Traffic Management System Solutions
Advanced Traffic Management System  software delivers the reliability and real-time data needed to effectively manage highway, bridge, and tunnel operations.
System ensures optimal usage and safe passage on critical roadways, both under normal conditions and during periods when planned events or unexpected adverse conditions such as inclement weather, lane closures, vehicular incidents and heavy volume can impact the normal flow of traffic.
The intelligent traffic management system consists of a master unit and a number of slave nodes sparsely located at different geographical sites and interconnected together through the internet.
Each node is equipped with an embedded web server which is responsible for monitoring and controlling the traffic signals, traffic sensors, camera and/or the  variable message sign (VMS) located at a specific intersection .
The master unit is the Central Traffic Management Unit  used to remotely monitor and control the different nodes using the internet as the communication backbone.

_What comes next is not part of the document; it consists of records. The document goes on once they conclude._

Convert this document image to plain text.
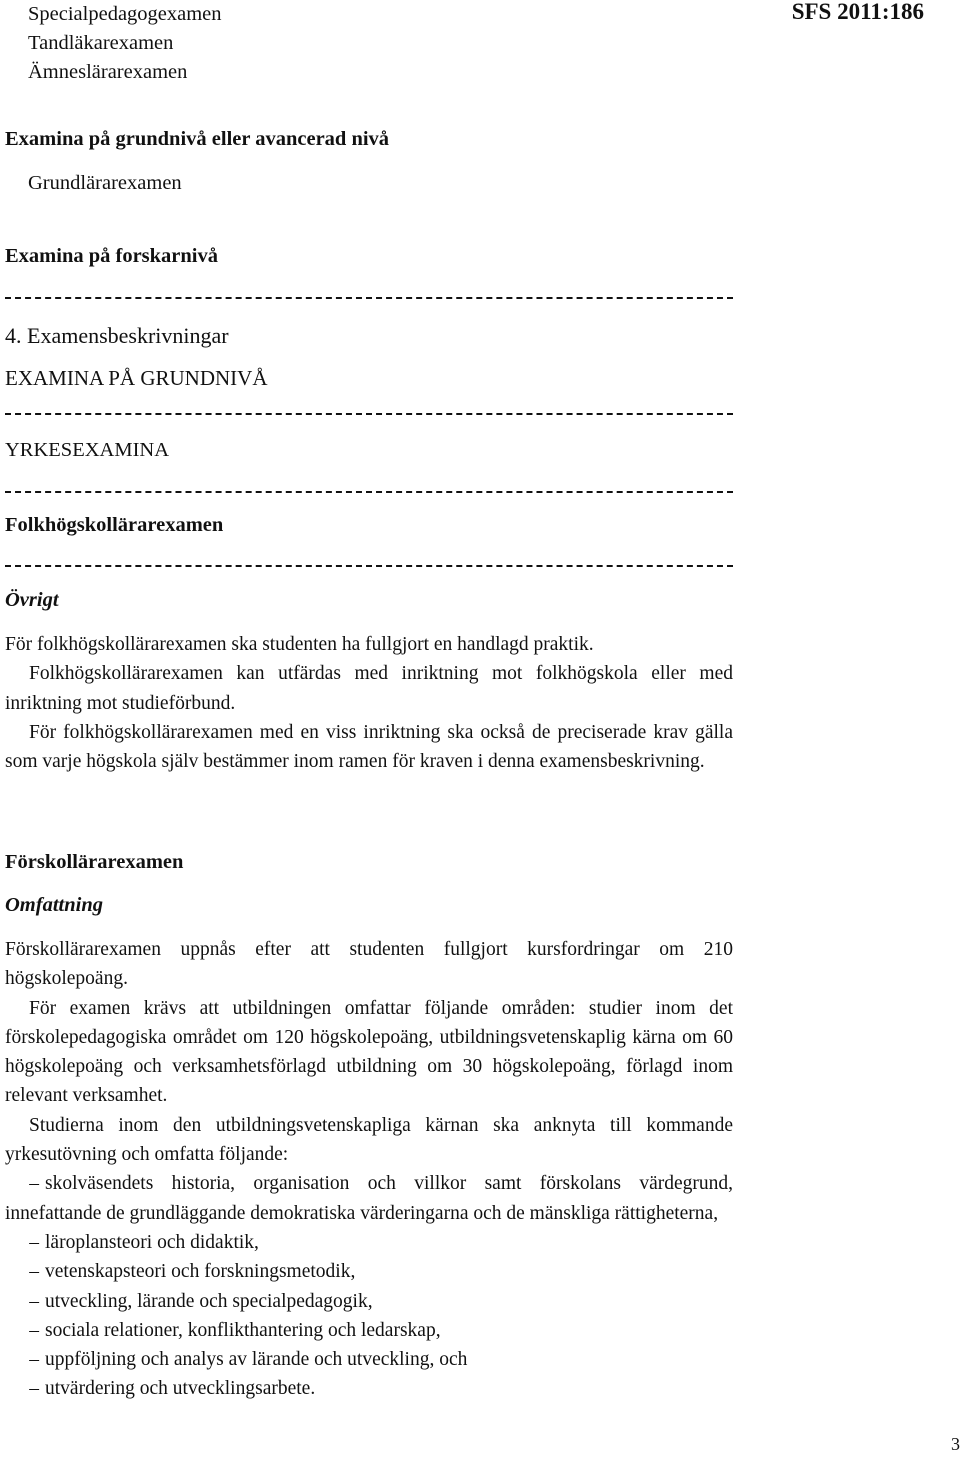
Specialpedagogexamen
Tandläkarexamen
Ämneslärarexamen
SFS 2011:186
Examina på grundnivå eller avancerad nivå
Grundlärarexamen
Examina på forskarnivå
4. Examensbeskrivningar
EXAMINA PÅ GRUNDNIVÅ
YRKESEXAMINA
Folkhögskollärarexamen
Övrigt

För folkhögskollärarexamen ska studenten ha fullgjort en handlagd praktik.

Folkhögskollärarexamen kan utfärdas med inriktning mot folkhögskola eller med inriktning mot studieförbund.

För folkhögskollärarexamen med en viss inriktning ska också de preciserade krav gälla som varje högskola själv bestämmer inom ramen för kraven i denna examensbeskrivning.

Förskollärarexamen
Omfattning

Förskollärarexamen uppnås efter att studenten fullgjort kursfordringar om 210 högskolepoäng.

För examen krävs att utbildningen omfattar följande områden: studier inom det förskolepedagogiska området om 120 högskolepoäng, utbildningsvetenskaplig kärna om 60 högskolepoäng och verksamhetsförlagd utbildning om 30 högskolepoäng, förlagd inom relevant verksamhet.

Studierna inom den utbildningsvetenskapliga kärnan ska anknyta till kommande yrkesutövning och omfatta följande:

– skolväsendets historia, organisation och villkor samt förskolans värdegrund, innefattande de grundläggande demokratiska värderingarna och de mänskliga rättigheterna,
– läroplansteori och didaktik,
– vetenskapsteori och forskningsmetodik,
– utveckling, lärande och specialpedagogik,
– sociala relationer, konflikthantering och ledarskap,
– uppföljning och analys av lärande och utveckling, och
– utvärdering och utvecklingsarbete.
3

  • Vehicle detection and traffic monitoring
  • Automatic incident detection
  • Integrated intelligent video management
  • Real-time decision support
  • Stopped vehicle detection
  • Motorist advisory information through VMS, HAT, telephone, and the Internet
  • Integrated real-time travel time advisories
  • Integrated dispatch communications
  • Ramp metering
  • Automatic emergency and maintenance vehicle location, reporting and dispatch
  • Integrated roadway weather information
  • Dynamic gate control, barrier, and reversible roadways
  • Supervisory control of traffic signalization systems
  • Closed loop control of ventilation systems
  • Integrated bridge and tunnel facility lighting, standpipe and electrical controls
  • Interface to site access, security and fire protection systems

Tunnel Control Systems
Tunnel systems are used for safety of traffic and travellers during ordinary operation and also during unexpected events and emergency situations at the tunnel roads. Tunnel Control Systems solution includes:

* Control system,
* Tunnel information system,
* Measuring of physical values for a maximum situation survey in the tunnel by the control centre,
* Traffic data measuring system,
* Radio communication in a tunnel,
* Power back up systems in tunnels
* Tunnel SOS safety,
* Equipment of pre-gantry sections,
* Additional systems according to a specific implementation.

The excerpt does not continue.